Neither is the approach only for big players. Margolis Office Environments is a 40-strong, £18m-turnover office design and build firm based in London. Managing director Geoff Andrew says: “We recently decided that as the market is tough we should stop aiming for growth and focus simply on surviving.” Andrew swiftly changed tack, however. “We realised that if you don’t have a growth objective you make different decisions, such as focusing solely on existing clients.
“If you are trying to grow you have a healthier approach, including proactive marketing to win new clients. Whether we get to our objective is an interesting question but the point is that we have growth plan and that energises the business.”
Stanion believes it will be critical to invest in innovation in the coming years, even if money is tight. “We will not survive unless we innovate, as it is the only way to progress. Look at Steve Jobs [the late co-founder of Apple]. He achieved a revolution simply by radically improving technology that was already there.”
At the heart of Vinci’s UK innovation drive is its Technology Centre, which researches and offers services in all aspects of construction and engineering, from sustainability to rain noise testing and building pathology. In Paris, where the firm is headquartered, its think tank The City Factory is researching the future of the world’s cities. Vinci also promotes sharing ideas in within its business through in-house innovation awards, which had 170 entries this year.
6. Be twice as sustainable
As firms position themselves for the coming years, they should take a dual approach to sustainability: it can be sold to as a service to clients and also implemented internally, saving money and improving corporate social responsibility, which can help to attract investment.
It is worth investing up front too, with a view to a longer term pay-off. Margolis, for example, hired a sustainability consultant. Andrew says: “Despite some capital costs like installing an energy meter, we have halved the paper we use and we all turn off our PC screens, so - while I don’t have the numbers yet - this is clearly going to pay off. It’s good for the environment but it also makes pure business sense.”

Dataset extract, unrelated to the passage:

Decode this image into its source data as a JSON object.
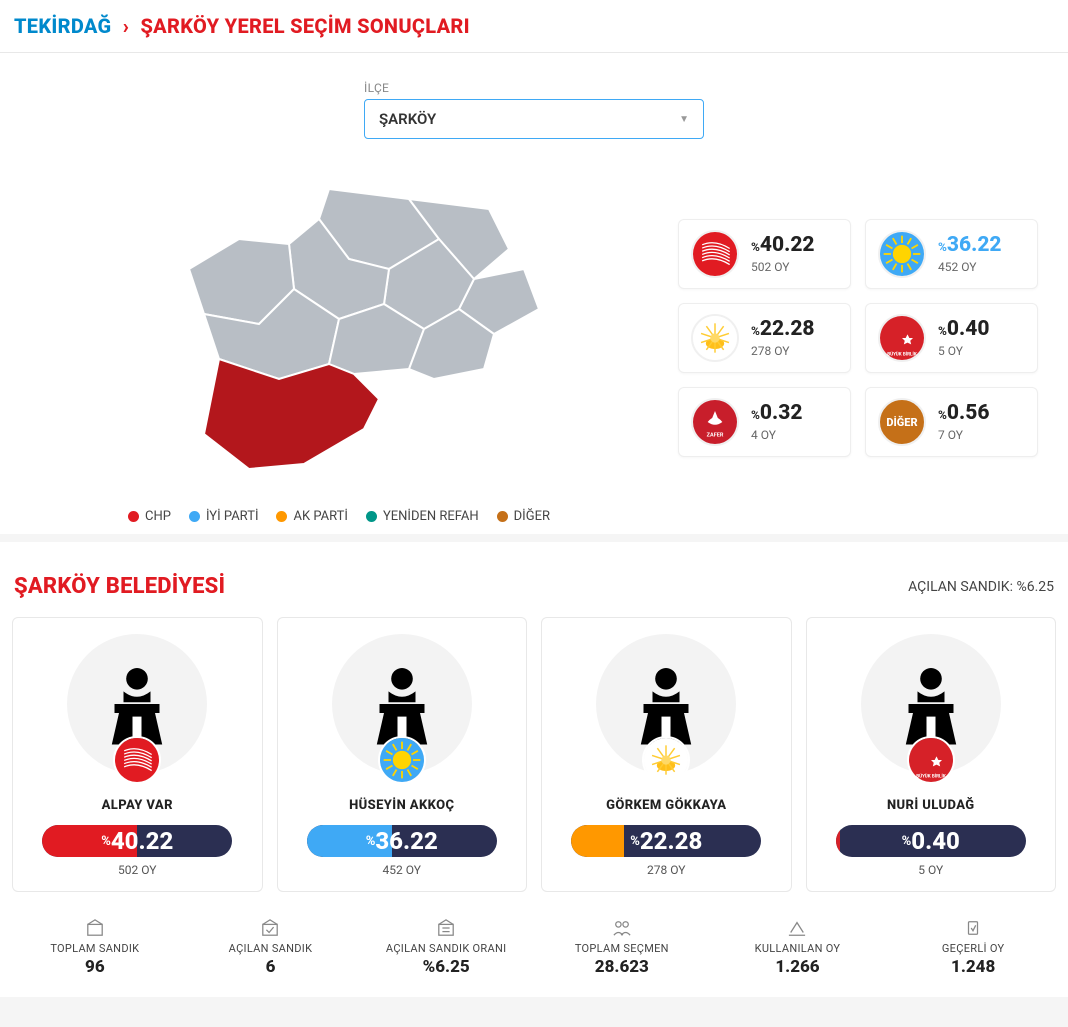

Meanwhile, firms from Vinci to 85-strong consultant John Rowan & Partners are underpinning all client services with sustainability. Echoing the strategy of a growing number of the sector’s more innovative firms, Stephen Gee, managing partner at John Rowan, says: “We’re positioning ourselves so that sustainability is a key part of everything we do for clients - not a standalone service.”
7. Go international
More than ever, overseas work is crucial. Consultant Gleeds, which employs 644 staff in the UK, plans to grow its international business from 30-35% of turnover to 50% within three years. Stuart Senior, managing partner, says: “We think the UK market will be stagnant for up to 10 years, so you can choose to stay there and face rising costs, which will diminish your business, or go for some of the wonderful opportunities abroad.”
In line with this, Gleeds recently acquired US consultant ProjectConsult, which is based in New York and Sao Paulo and plans to buy more firms in Australia, the Far East and Central Europe. It is also on a huge recruitment drive for its existing offices outside the UK, with plans to hire about 200 people in India and China.
Neither is international growth a strategy for larger firms alone. John Rowan & Partners works in Paris and Prague and began working in New Zealand in June after forming an alliance with Miles Construction Group to work on rebuilding the city Christchurch following the February earthquake. The firm is even looking at a job in Democratic Republic of Congo. Gee says: “Although we are medium-sized, we have to be as flexible and ambitious as a bigger firm.”